The Hill Valley we come back to at the end is pretty much the same. And although there's nothing particularly special about it, the town feels more like home than ever before after over an hour spent in the wrong time period.
"There's that great moment when Marty comes back to 1985 at the end of the first movie, and the town square of 1985, it looks like hell. You got the bum sleeping on the bench, and you got the adult bookstore, and the 1955 town square park is now paved over as a parking lot. He comes back and says, 'Everything looks great!' But it's only great to him because that's his world, he's back in his own familiar world," Gale adds. "We were able to just tell this time-travel story and make it not about changing history but making it a human story about something that everybody in the world has wondered: 'What did my parents do on their first date?' It just connects with everybody."

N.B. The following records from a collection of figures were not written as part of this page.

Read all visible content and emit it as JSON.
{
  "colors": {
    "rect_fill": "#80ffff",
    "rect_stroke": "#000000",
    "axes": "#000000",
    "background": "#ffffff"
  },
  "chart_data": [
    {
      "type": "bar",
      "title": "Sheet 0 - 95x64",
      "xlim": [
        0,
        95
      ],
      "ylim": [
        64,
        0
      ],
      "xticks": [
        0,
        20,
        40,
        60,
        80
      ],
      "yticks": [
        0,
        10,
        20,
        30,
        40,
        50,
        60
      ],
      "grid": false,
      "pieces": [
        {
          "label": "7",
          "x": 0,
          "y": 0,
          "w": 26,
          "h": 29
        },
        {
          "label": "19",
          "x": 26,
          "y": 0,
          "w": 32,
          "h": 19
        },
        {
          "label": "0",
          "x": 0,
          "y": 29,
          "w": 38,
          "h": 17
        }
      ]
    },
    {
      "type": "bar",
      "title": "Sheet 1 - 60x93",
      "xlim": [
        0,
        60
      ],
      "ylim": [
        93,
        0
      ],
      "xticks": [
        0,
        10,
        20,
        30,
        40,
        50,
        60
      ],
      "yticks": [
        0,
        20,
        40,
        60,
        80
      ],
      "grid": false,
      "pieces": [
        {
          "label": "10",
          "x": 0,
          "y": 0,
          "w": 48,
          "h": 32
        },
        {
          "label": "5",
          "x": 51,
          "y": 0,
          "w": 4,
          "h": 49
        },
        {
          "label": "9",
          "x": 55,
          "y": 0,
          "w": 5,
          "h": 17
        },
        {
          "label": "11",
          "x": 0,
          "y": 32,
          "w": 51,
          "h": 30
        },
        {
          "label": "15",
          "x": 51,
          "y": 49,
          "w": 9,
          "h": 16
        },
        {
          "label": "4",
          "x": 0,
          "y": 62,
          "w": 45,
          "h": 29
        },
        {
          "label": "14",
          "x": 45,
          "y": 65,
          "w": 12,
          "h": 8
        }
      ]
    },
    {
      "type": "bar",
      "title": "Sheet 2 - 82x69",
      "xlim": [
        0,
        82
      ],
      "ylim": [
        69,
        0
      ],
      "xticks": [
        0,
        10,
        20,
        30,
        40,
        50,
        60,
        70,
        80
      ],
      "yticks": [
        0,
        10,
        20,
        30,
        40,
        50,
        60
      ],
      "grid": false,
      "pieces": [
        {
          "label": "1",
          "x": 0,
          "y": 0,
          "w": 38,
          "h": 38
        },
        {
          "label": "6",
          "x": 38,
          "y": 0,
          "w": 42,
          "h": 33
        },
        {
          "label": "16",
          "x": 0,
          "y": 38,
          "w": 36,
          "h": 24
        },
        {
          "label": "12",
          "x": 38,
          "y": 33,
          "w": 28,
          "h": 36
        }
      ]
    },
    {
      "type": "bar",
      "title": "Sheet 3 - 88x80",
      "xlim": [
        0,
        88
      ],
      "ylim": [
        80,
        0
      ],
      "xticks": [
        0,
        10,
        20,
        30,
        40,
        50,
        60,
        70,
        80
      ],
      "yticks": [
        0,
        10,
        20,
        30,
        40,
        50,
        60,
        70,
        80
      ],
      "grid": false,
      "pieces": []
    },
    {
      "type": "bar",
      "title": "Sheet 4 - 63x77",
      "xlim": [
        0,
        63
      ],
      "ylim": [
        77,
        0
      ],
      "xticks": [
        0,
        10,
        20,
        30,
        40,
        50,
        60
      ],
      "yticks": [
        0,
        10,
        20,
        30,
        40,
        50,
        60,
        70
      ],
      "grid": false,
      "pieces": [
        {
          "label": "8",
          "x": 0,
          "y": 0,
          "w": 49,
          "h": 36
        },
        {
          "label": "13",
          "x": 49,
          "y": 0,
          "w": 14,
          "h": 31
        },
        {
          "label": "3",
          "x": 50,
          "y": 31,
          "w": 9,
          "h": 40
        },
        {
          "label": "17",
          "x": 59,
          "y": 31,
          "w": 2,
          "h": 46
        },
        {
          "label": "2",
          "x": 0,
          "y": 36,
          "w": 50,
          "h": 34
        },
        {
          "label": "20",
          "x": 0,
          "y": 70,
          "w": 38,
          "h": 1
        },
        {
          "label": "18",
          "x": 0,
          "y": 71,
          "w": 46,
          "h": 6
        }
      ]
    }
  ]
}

In recent years, Gale has returned to the Back to the Future world as a writer on IDW's comic series, which helps build out the history of the beloved trilogy. When he does write or consult on follow-up material to the films (be it for comics or video games), Bob always has the same piece of advice.
"If you look at the history of time-travel TV series and time-travel comic book series, there aren't many of them — if any of them — that have much longevity, because at a certain point the hard [part] about writing time travel is that when you have a machine, you can not only do anything, you can undo anything," he says.
"The directive I always had with anybody that was doing ancillary Back to the Future stuff is 'Never use time travel as an excuse for plot,'" he concludes. "In the movies, we always made time travel really hard. It needed something to make it work. It wasn't like you could just jump in the time machine and go someplace. Lighting had to strike or you had to get the car to 88 miles an hour. Whatever it was, it was always a difficult problem, so that you couldn't just go back in time and undo what you did and get out of your situation that way."
On Friday, Dec. 6, The Hollywood Museum in Los Angeles will open the country's largest Back to the Future exhibition with an entire collection of props from the films, including hoverboards and the screen-used DeLorean from Part III. The exhibit runs well into the new year.